Some will take the swap

New York Republican Congressman Chris Collins comes from a state where taxpayers claim $21,000 in deductions from state and local taxes, by far the most in any state in the country. He said he’d swap that for the near-doubling of the standard deduction.

“I bet you 98 percent of the people in my district are gonna take the standard deduction,” Collins said. “So they’re not gonna lose anything.”

But Arnesen said this linear math fails to take into account the crushing weight of local property taxes particularly for those owning a home in income-poor regions of the state such as Coos and Sullivan Counties.

“In those counties you could be paying 15, 20, 30 percent of your income on property taxes and that deduction is the only offset you have,” Arnesen said.

“The doubling of the standard deduction doesn’t matter. You are still screwed because the property tax bears no relationship to your livelihood. You’re not working; you still have to pay it. You’re sick; you still have to pay it and this state offers no relief. The only relief has been that deduction.”

According to the Internal Revenue Service, of the 693,000 individual income tax returns filed for 2015 by New Hampshire residents, about 200,000 returns — or nearly 30 percent — claim a deduction for local property taxes.

Among families who earn no more than $25,000 in taxable income, the average property tax bill was $5,520.

That means they all wrote at least 20 percent of their adjusted gross income in a check to the local tax collector.

“Those people are going to be hurt in ways they had never imagined,” Arnesen said. “In Coos County you are talking Mississippi income while paying New York property taxes and now tell them they can’t deduct it.”

Other New England states

Stepanek maintained many of those lower-income individuals will pay little or no tax under the Trump tax plan, which has a 12 percent tax rate and more generous standard deductions.

“I’m telling you that doesn’t affect us the way it will other states like New York and New Jersey,” Stepanek said.

New Hampshire has the third-highest property taxes in the nation.

But even with that, the benefit from the state and local tax deduction is much less here than for residents of every other New England state.

According to the Tax Foundation, thanks to this tax break every other New England state is in the top 12 for having citizens who get the greatest part of their adjusted gross income deducted.

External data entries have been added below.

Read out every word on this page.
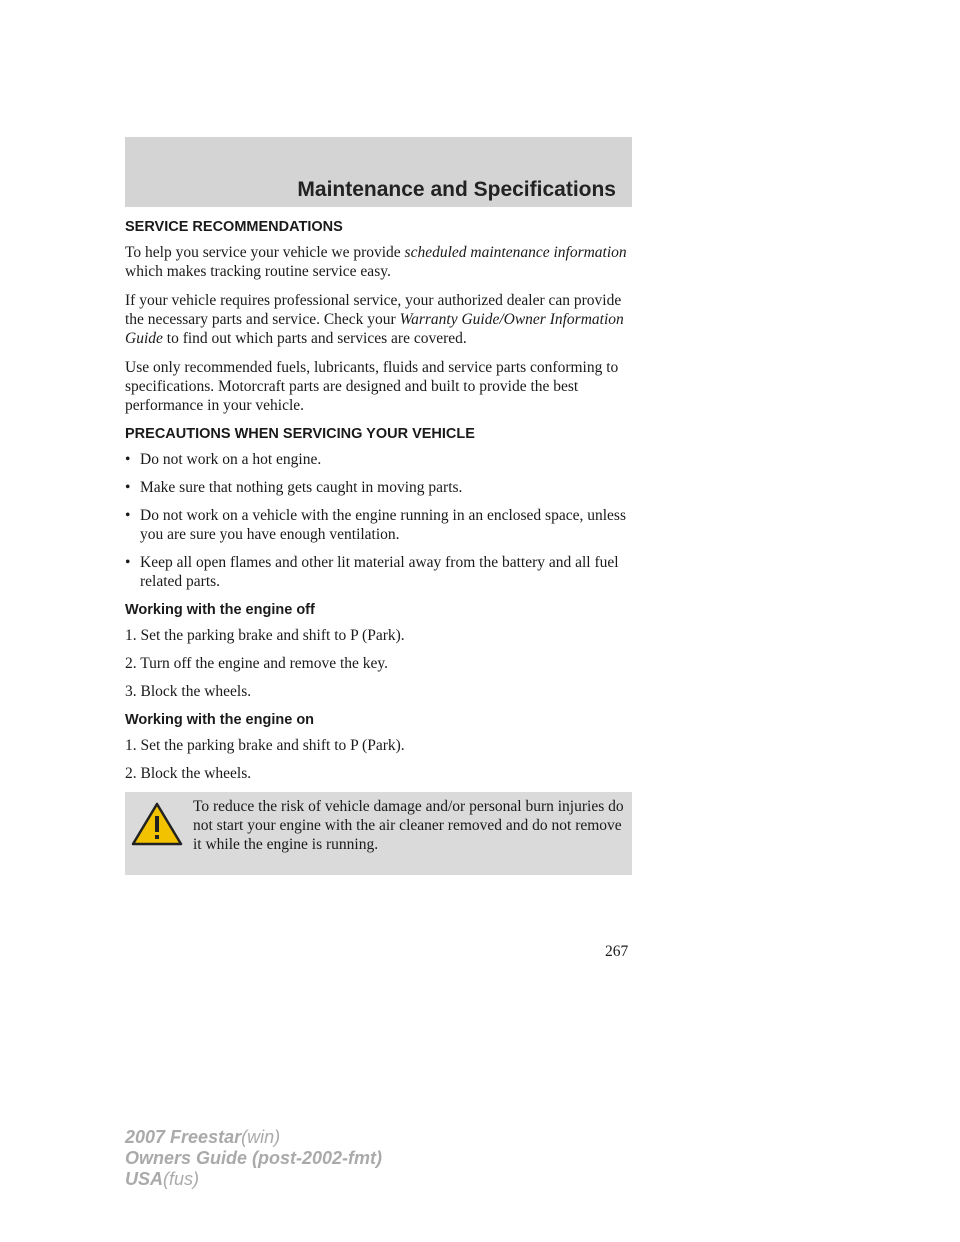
Maintenance and Specifications
SERVICE RECOMMENDATIONS

To help you service your vehicle we provide scheduled maintenance information which makes tracking routine service easy.

If your vehicle requires professional service, your authorized dealer can provide the necessary parts and service. Check your Warranty Guide/Owner Information Guide to find out which parts and services are covered.

Use only recommended fuels, lubricants, fluids and service parts conforming to specifications. Motorcraft parts are designed and built to provide the best performance in your vehicle.

PRECAUTIONS WHEN SERVICING YOUR VEHICLE
• Do not work on a hot engine.
• Make sure that nothing gets caught in moving parts.
• Do not work on a vehicle with the engine running in an enclosed space, unless you are sure you have enough ventilation.
• Keep all open flames and other lit material away from the battery and all fuel related parts.
Working with the engine off

1. Set the parking brake and shift to P (Park).

2. Turn off the engine and remove the key.

3. Block the wheels.

Working with the engine on

1. Set the parking brake and shift to P (Park).

2. Block the wheels.

To reduce the risk of vehicle damage and/or personal burn injuries do not start your engine with the air cleaner removed and do not remove it while the engine is running.

267
2007 Freestar(win)
Owners Guide (post-2002-fmt)
USA(fus)
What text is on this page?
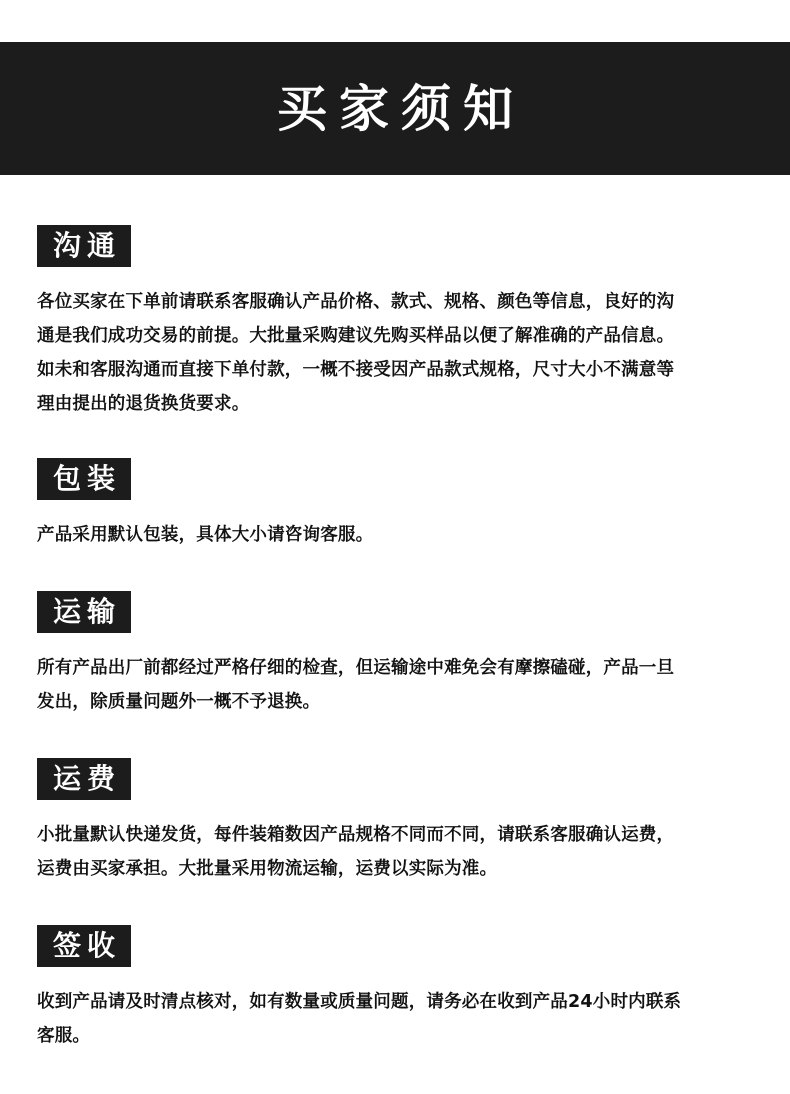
买家须知
沟通
各位买家在下单前请联系客服确认产品价格、款式、规格、颜色等信息，良好的沟
通是我们成功交易的前提。大批量采购建议先购买样品以便了解准确的产品信息。
如未和客服沟通而直接下单付款，一概不接受因产品款式规格，尺寸大小不满意等
理由提出的退货换货要求。
包装
产品采用默认包装，具体大小请咨询客服。
运输
所有产品出厂前都经过严格仔细的检查，但运输途中难免会有摩擦磕碰，产品一旦
发出，除质量问题外一概不予退换。
运费
小批量默认快递发货，每件装箱数因产品规格不同而不同，请联系客服确认运费，
运费由买家承担。大批量采用物流运输，运费以实际为准。
签收
收到产品请及时清点核对，如有数量或质量问题，请务必在收到产品24小时内联系
客服。
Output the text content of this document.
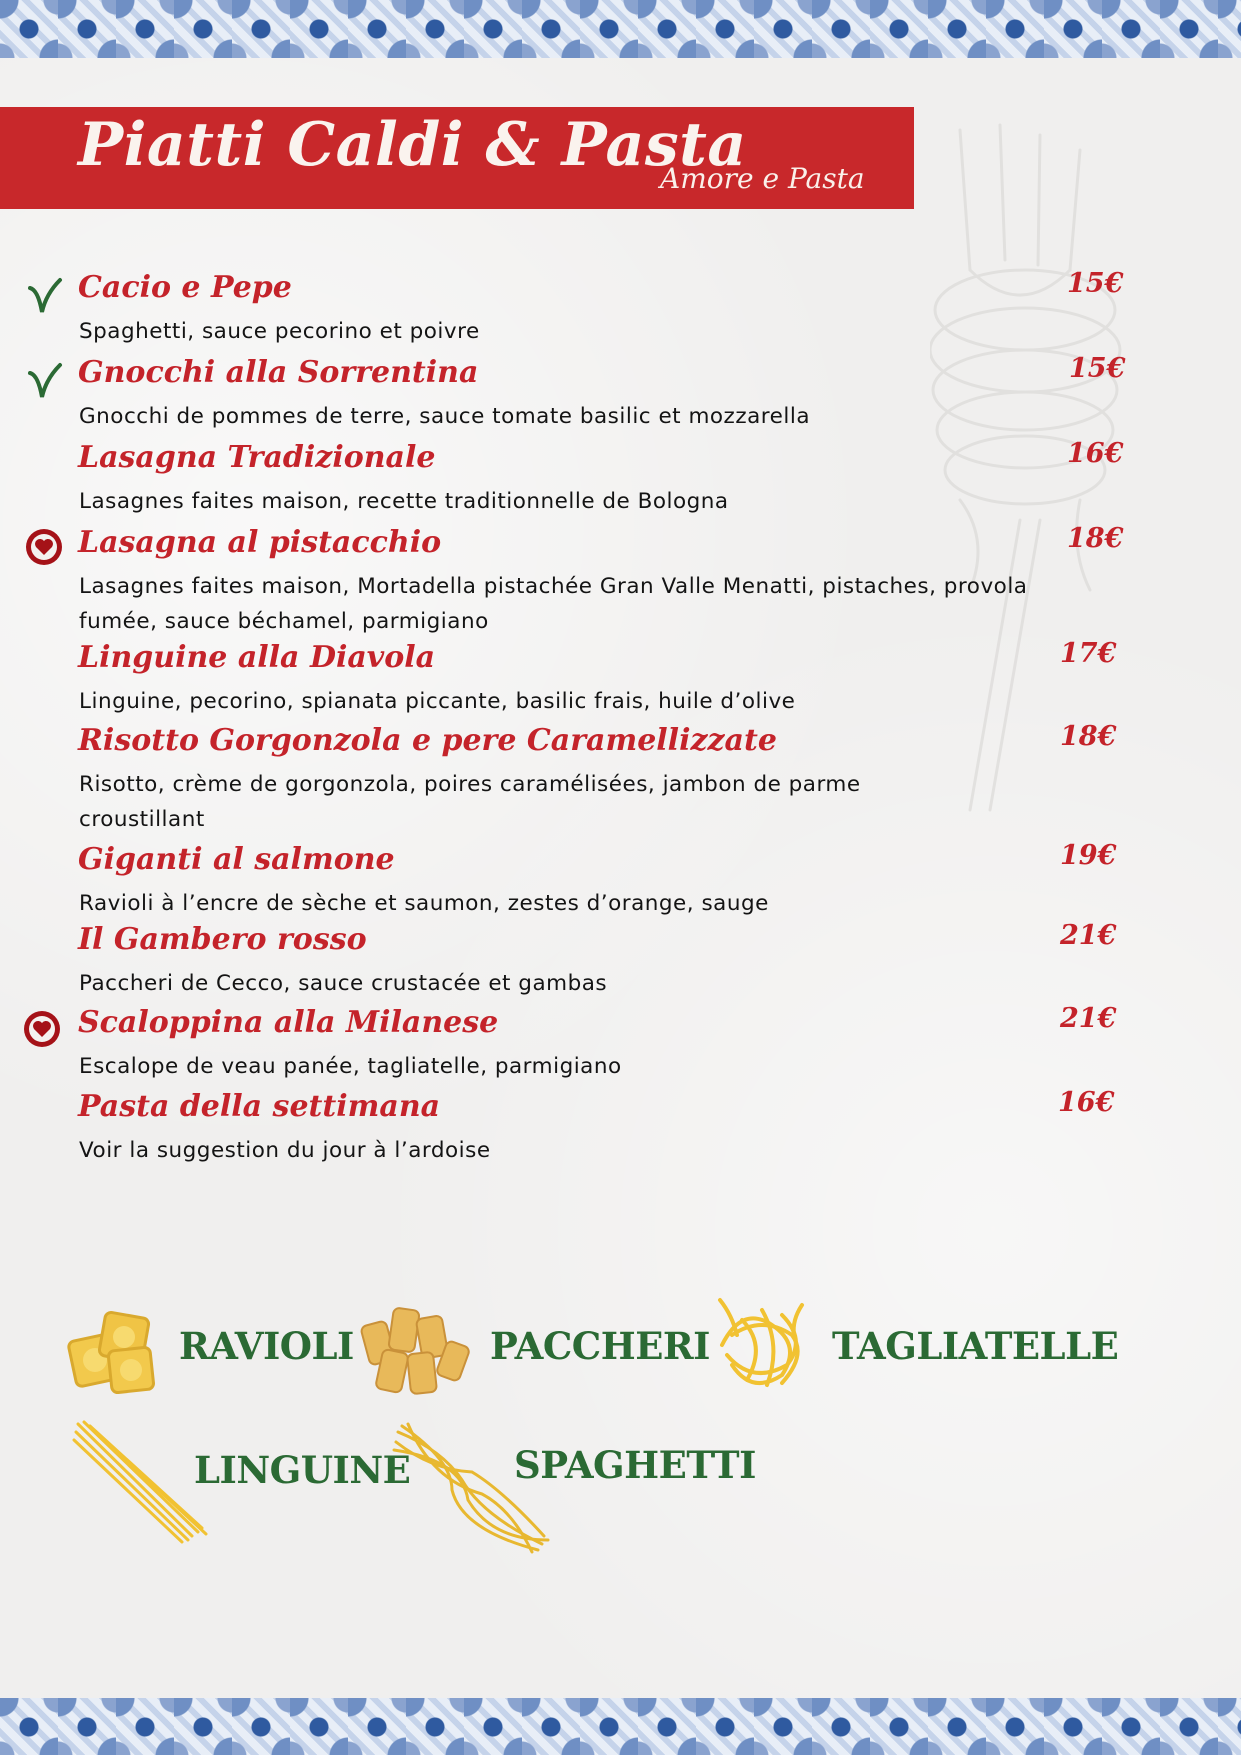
Piatti Caldi & Pasta
Amore e Pasta
Cacio e Pepe	15€
Spaghetti, sauce pecorino et poivre
Gnocchi alla Sorrentina	15€
Gnocchi de pommes de terre, sauce tomate basilic et mozzarella
Lasagna Tradizionale	16€
Lasagnes faites maison, recette traditionnelle de Bologna
Lasagna al pistacchio	18€
Lasagnes faites maison, Mortadella pistachée Gran Valle Menatti, pistaches, provola fumée, sauce béchamel, parmigiano
Linguine alla Diavola	17€
Linguine, pecorino, spianata piccante, basilic frais, huile d’olive
Risotto Gorgonzola e pere Caramellizzate	18€
Risotto, crème de gorgonzola, poires caramélisées, jambon de parme croustillant
Giganti al salmone	19€
Ravioli à l’encre de sèche et saumon, zestes d’orange, sauge
Il Gambero rosso	21€
Paccheri de Cecco, sauce crustacée et gambas
Scaloppina alla Milanese	21€
Escalope de veau panée, tagliatelle, parmigiano
Pasta della settimana	16€
Voir la suggestion du jour à l’ardoise
RAVIOLI	PACCHERI	TAGLIATELLE
LINGUINE	SPAGHETTI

Connecticut is 3rd, Rhode Island 7th and Massachusetts 8th. New Hampshire is 27th and at 4.3 percent, below the national median of 4.5 percent.

Gottlob said New Hampshire would be much lower than that, but nearly 100,000 — or one in about every seven tax returns — is paid by a family that claims the deduction for state income taxes.

This is because those families earn their wages in Massachusetts, Maine, Vermont or from some other telecommuting state with an income tax. Gottlob said these families would not see the same benefit under the Trump plan as those working in New Hampshire.

“Along with the loss of the property tax deduction they don’t get as much benefit and are pretty much in the same boat as those living in higher-tax states,” Gottlob said.

Talking points

The talking points on the Trump tax plan dominate the headlines at this early stage of the debate.

“The proposal floated by President Trump and Congressional Republicans is not tax reform, it’s a huge tax cut for the Trump family and other wealthy people and big corporations, precisely the groups that need it the least. This windfall for the wealthy will be paid for by cuts to the very programs that give a boost to seniors, children, and people with disabilities,” said Zandra Rice Hawkins, executive director with Granite State Progress, a liberal interest group.

State Rep. Al Baldasaro, R-Londonderry, said the President should not try to win the argument with his political enemies. “Many Democrats will not support the tax plan because they believe in redistribution and like spending other people’s money. This tax plan will help the economy, it gives people back some of their money to spend and helps the growth of business investments and more jobs,” Baldasaro said.